Photo is of a Model: Heather Hughes

Photo is of a Model: Heather Hughes


What to do if you suspect your child is a victim of cyberbullying?

If your child is cyberbullied ensure they feel (and are) safe and secure.

Convey unconditional support.

Demonstrate that you both want an end to the trouble – the same end result: t

Work together to find a mutually‐agreeable course of action.

Get the child’s or young person’s perspective as to what might be done to improve the situation.

Probe the impact of what might happen if you schedule a meeting with school administrators (or a teacher they trust) to discuss the matter.

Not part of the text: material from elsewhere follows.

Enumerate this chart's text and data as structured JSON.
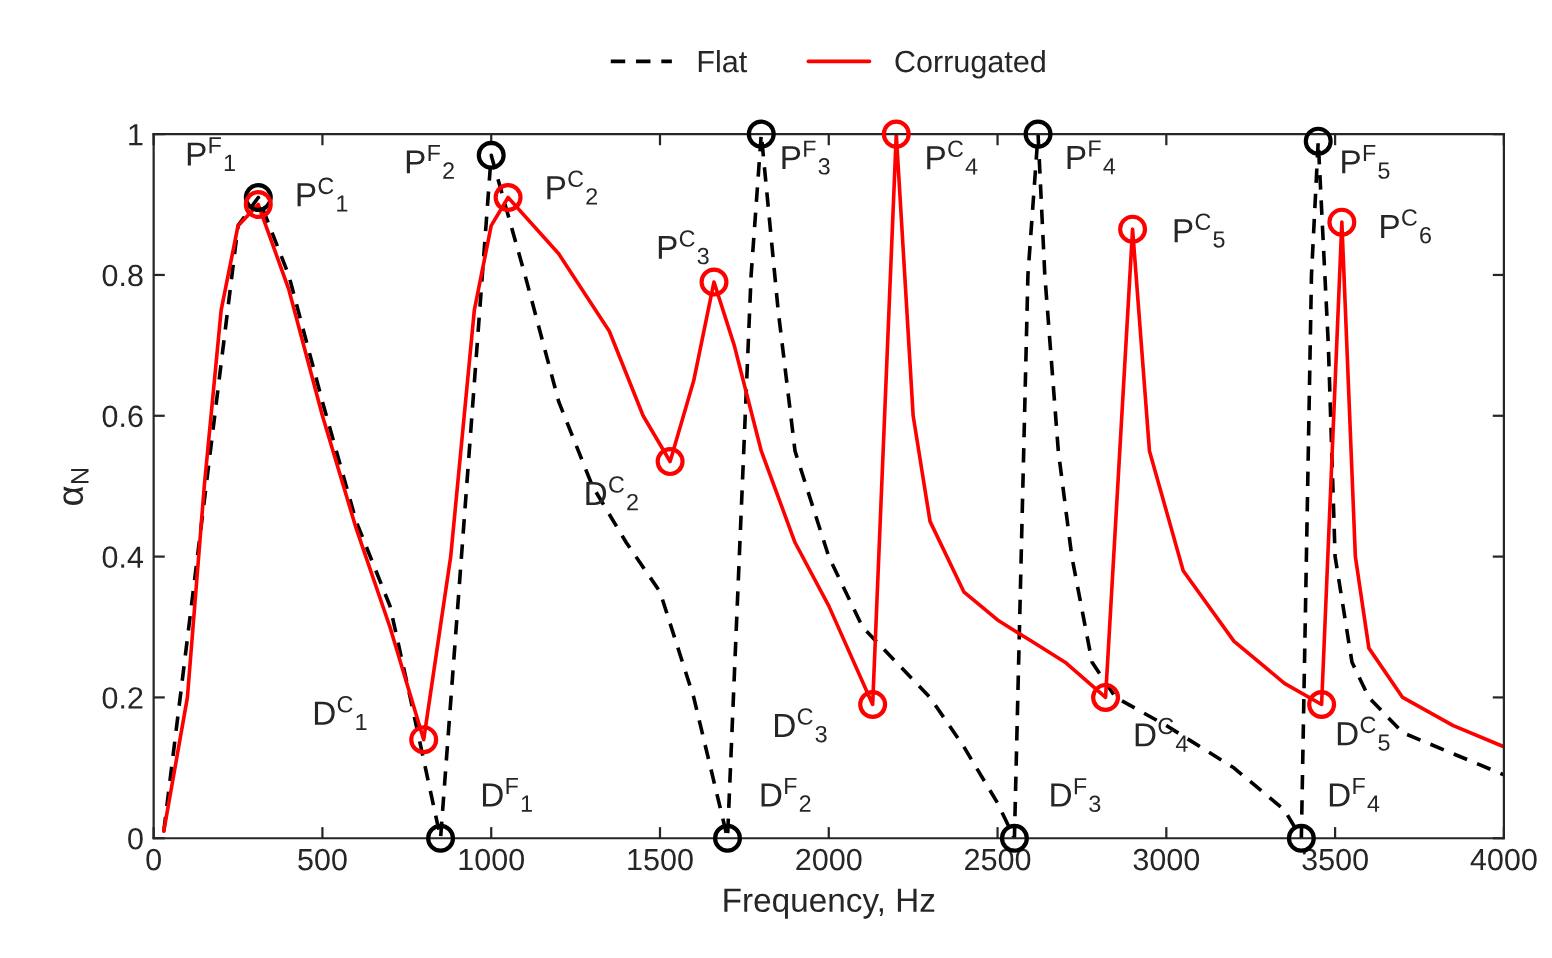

Practical Action You Can Take To Stop Cyberbullying.

  • Can you contact the father or mother of the offender?
  • Can you work with the Internet Service Provider, Mobile Phone Service Provider, or Content Provider to investigate the issue or remove the offending material.
  • Inform the police if there are physical threats involved or a crime has been committed.

Overall, parents must educate kids about appropriate online behaviors and kids must follow these guidelines!.

Monitor your child’s activities  online – especially early in their exploration of cyberspace. Do this informally by sharing in your child’s Internet experience, as well as using blocking software.

Always keep lines of communication open with your children, so they are willing to share the bad stuff as well as the good.

Re-inforce positive morals and values about how others should be treated.

If your child behaves strangely when they come off the phone or computer, check what's going on for them...

If your child behaves strangely when they come off the phone or computer, check what’s going on for them…


You could use an “Internet Use Contract” and a “Mobile Phone Use Contract” to create a clear understanding about what is and not appropriate but it feels a bit harsh to me – however, this may well be necessary if there has already been a history of bullying, for the victims as well as the perpetrators. Post the contract on a wall, in a highly visible place. There ought to e proportionate consequences if the terms of the contract are violated so that victms of cyberbullying (and the bystanders who observe it) must know for sure that adults will intervene, rationally and logically, and not make the situation worse.


A Child or Young Person Maybe a Victim of Cyberbullying if they:-

  • Unexpectedly stop using their computer or mobile phone
  • Appears nervous or jumpy when an instant message or email appears
  • Appears uneasy about going to school or outside in general
  • Appears to be angry, depressed, or frustrated after using the computer or mobile phone
  • Avoids discussions about what they are doing on the computer or mobile phone
  • Becomes withdrawn from usual friends and family in an unusual way


A Child Maybe Engaging in Cyberbullying if they:-

  • Quickly switch screens or closes programmes when you walk by
  • Gets unusually upset when computer or mobile phone privileges are restricted
  • Avoid discussions about what they are doing on the computer or mobile phone
  • Appear to be using multiple online accounts (or someone else’s).
  • In summary, if a young person acts in a strange way when they’re using technology, or communication devices, it’s time to find out why.